Staring out the window, the towering cranes over the Sagrada appear as a shimmering Golgotha. But this is really a resurrection. Staring out the window - I have been for sometime now- only the remains of this trip are ahead. It lingers on - for me anyway. It's 6.00 am. I put on my sandals and grab my wallet. And leave the flat. No maps, no plans.

Saturday, July 14, 2007

Fukuromachi Elementary School








The silence here was arresting, almost haunting. In stark contrast to the A-bomb museum, which was packed out on this holiday, the Fukuromachi Elementary School was empty. Empty except for myself and the elderly steward at the door. This was one of the few buildings to remain standing after the devastation, but now hidden away on a city centre side street.
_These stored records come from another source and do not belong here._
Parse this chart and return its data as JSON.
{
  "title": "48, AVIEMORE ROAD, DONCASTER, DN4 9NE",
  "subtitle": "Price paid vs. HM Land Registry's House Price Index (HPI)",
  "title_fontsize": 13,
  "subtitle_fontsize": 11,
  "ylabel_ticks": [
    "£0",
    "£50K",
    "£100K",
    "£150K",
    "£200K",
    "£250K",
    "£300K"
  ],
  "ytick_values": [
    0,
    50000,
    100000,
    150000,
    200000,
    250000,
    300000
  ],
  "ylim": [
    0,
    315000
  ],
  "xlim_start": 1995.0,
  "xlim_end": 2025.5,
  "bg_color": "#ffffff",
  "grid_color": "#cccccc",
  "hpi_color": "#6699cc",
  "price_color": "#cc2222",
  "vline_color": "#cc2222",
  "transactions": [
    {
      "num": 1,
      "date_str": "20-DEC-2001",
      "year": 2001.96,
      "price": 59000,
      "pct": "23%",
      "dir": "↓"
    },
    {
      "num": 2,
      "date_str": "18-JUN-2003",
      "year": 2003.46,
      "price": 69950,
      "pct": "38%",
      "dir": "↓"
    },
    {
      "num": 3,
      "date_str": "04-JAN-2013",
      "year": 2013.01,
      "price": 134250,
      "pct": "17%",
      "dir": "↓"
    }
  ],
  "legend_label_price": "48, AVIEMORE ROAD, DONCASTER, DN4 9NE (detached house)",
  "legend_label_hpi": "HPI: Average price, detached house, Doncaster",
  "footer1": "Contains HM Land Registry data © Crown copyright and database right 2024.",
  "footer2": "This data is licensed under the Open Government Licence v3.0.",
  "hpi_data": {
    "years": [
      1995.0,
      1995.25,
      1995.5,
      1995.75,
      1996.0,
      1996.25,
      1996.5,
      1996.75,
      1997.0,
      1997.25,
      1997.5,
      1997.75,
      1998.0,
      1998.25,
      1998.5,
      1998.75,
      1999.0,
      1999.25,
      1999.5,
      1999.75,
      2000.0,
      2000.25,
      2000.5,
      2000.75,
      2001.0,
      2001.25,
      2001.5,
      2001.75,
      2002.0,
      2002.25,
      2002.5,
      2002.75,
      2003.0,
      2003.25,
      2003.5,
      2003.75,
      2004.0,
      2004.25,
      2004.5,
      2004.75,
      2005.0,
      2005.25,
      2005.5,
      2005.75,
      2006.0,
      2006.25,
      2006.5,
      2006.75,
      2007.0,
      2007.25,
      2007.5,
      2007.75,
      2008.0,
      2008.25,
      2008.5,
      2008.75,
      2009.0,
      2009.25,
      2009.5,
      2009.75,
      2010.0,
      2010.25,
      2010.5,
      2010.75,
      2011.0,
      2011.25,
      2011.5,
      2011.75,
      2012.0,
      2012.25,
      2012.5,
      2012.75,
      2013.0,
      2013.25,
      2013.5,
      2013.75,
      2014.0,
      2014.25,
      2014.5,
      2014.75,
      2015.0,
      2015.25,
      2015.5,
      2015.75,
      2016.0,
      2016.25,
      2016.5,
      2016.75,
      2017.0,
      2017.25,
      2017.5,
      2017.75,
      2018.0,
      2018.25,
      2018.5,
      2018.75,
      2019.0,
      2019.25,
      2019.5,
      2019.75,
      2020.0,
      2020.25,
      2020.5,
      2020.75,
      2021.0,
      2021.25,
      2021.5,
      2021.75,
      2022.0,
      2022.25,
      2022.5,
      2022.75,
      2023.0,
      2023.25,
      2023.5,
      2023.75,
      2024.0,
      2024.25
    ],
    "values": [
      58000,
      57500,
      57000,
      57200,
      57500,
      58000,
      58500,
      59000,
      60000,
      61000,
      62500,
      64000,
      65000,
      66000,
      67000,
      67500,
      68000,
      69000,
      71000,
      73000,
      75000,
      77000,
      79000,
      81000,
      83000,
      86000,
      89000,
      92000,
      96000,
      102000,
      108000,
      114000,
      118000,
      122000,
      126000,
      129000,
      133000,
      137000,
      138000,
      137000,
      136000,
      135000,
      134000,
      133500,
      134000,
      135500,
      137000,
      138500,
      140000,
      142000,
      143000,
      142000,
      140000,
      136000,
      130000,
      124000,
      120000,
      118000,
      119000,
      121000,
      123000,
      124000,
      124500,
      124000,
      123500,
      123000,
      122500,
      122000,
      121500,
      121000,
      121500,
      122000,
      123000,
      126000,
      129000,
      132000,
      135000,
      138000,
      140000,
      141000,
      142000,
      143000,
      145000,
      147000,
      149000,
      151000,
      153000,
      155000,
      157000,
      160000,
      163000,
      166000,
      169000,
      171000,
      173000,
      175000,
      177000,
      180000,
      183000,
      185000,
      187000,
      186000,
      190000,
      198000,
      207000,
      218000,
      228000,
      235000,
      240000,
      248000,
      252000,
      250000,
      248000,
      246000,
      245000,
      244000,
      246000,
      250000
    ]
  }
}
I descended to the basement. A few years ago, plaster was removed from some of these walls revealing writing and desperate scribbling from the days after the bomb. As a standing building this served as a field hospital with people arriving for medical attention and in search of loved ones. The accounts provided by the doctors are harrowing reading.




Wednesday, July 11, 2007

The man who stands on his hands has the abyss at his feet

"Englishman?" the man asks. We are standing in front of the eternal flame at Peace Memorial Park. The flame and the fountain are designed to link visually to the Genbaku Dome in the far distance. He isn't concerned though. As tourists, photographers and guides come to this site of global importance, the retired professor pulls out his magnum opus. "This is a contribution to humanity and society". He spends the next hour talking us through the work, indifferent to the crowds trying to capture a view of the monument we are standing directly in front of. It is definately an experimental work.